The more common, and essentially uninteresting, response to Hochschilds termination is to invoke the shade of academic freedom, identifying liberal education simply with untrammeled inquiry and arguing that any statement of faith is illiberal, retrogressive, intolerant, and hence contrary to the goals of education, properly understood. This conventional wisdom reflexively and uncritically identifies the goals of education with the goals of progressivism. It denies the possibility that an educational community could be organized around the preservation and exploration of a truth revealed in the past.
A rather more interesting line of argument begins from the claim that statements of faith like Wheatons may well serve to exclude Catholics, but has a harder time ruling out liberalizing and ultimately secularizing tendencies within evangelicalism. An exclusive reliance on Scripture, so the argument goes, isnt necessarily proof against "creative" interpretations of Scripture. A statement of faith that accommodates Jim Wallis but excludes J.R.R. Tolkien isnt a good guardian of orthodoxy.
The current issue of the AAUPs journal Academe has several articles devoted to this theme.

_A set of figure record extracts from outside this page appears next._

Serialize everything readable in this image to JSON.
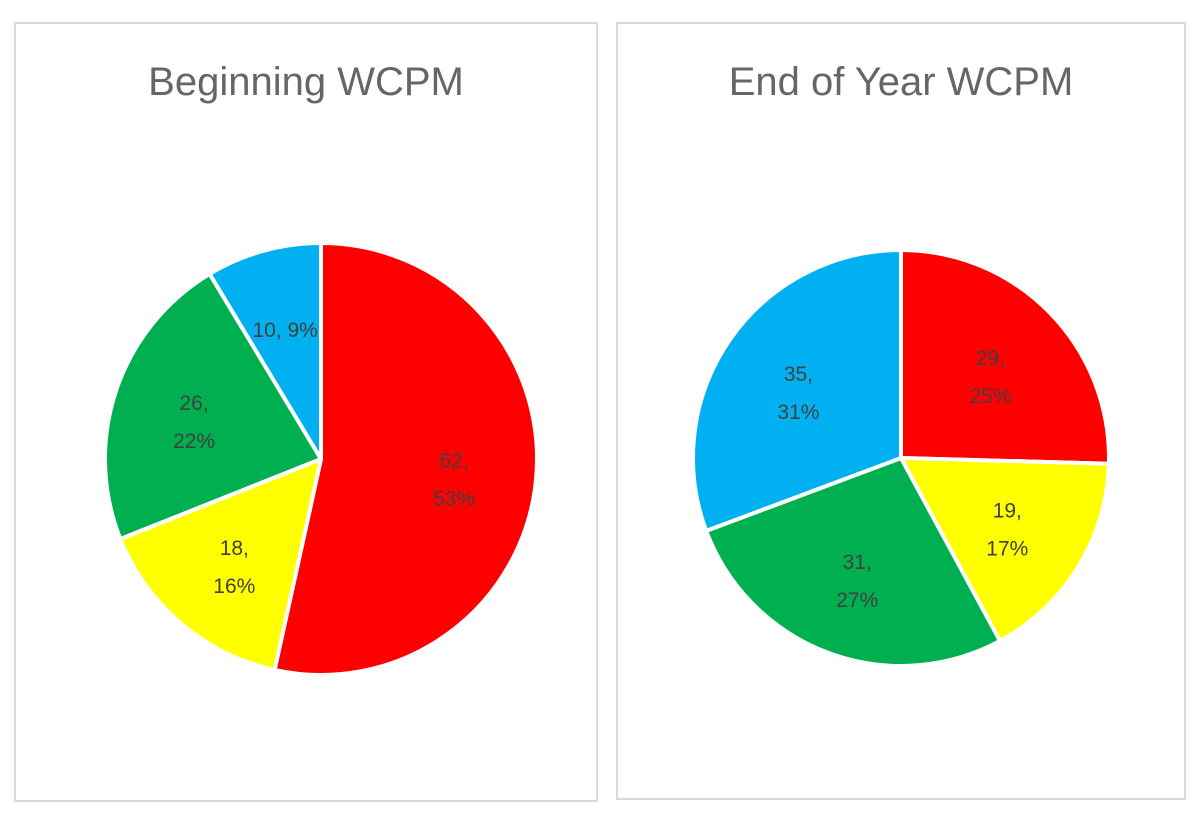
{
  "chart_data": [
    {
      "type": "pie",
      "title": "Beginning WCPM",
      "slices": [
        {
          "value": 62,
          "label_line1": "62,",
          "label_line2": "53%",
          "color": "#ff0000"
        },
        {
          "value": 18,
          "label_line1": "18,",
          "label_line2": "16%",
          "color": "#ffff00"
        },
        {
          "value": 26,
          "label_line1": "26,",
          "label_line2": "22%",
          "color": "#00b050"
        },
        {
          "value": 10,
          "label_line1": "10, 9%",
          "label_line2": "",
          "color": "#00b0f0"
        }
      ]
    },
    {
      "type": "pie",
      "title": "End of Year WCPM",
      "slices": [
        {
          "value": 29,
          "label_line1": "29,",
          "label_line2": "25%",
          "color": "#ff0000"
        },
        {
          "value": 19,
          "label_line1": "19,",
          "label_line2": "17%",
          "color": "#ffff00"
        },
        {
          "value": 31,
          "label_line1": "31,",
          "label_line2": "27%",
          "color": "#00b050"
        },
        {
          "value": 35,
          "label_line1": "35,",
          "label_line2": "31%",
          "color": "#00b0f0"
        }
      ]
    }
  ]
}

One simply identifies liberal democratic citizenship with tolerance and denies that communities that make faith demands of their members can cultivate it. Id like a little more nuance, please. Another defends a pluralism of academic communities against the hegemony of liberal tolerance.
Most interesting, however, is this piece, written by a Calvin College philosophy professor:
A religious community is formed by a creed that affirms what that community takes to be the best distillation we have to date of the truth that has been delivered to us about ourselves and the world in which we live. In it, we derive a sense of our origin and destiny, our condition before God, our status in the universe, the virtues that befit a human being, and the basis of human hope and solidarity. We do not take this body of belief to be the simple product of human reflection, poetic invention, psychological need, or social interests. Rather, we take it to be a response to God’s self-disclosure, delivered to us through the agency of the church, so that our ignorance about fundamental matters might be overcome. We receive it gratefully, as one would receive a map and compass in the wilderness.
Clearly, the acceptance of a creed is not irrelevant to the aims of the academy. The academy is dedicated to the pursuit of truth. In expressing and aligning our beliefs about fundamental matters, the creeds—if they are right—can enhance our ability to track the truth about the rest of the world. That is, they can enhance our positive freedom to know the truth by removing a key internal constraint: our striking ignorance of how things stand concerning the ultimate status of God, ourselves, and the world we inhabit. The creeds can therefore be seen as an academic asset, not a liability, as an intellectual resource, not a restriction.
Theres more in the article and in the issue. I have additional reflections about this general issue that Ill save for another post.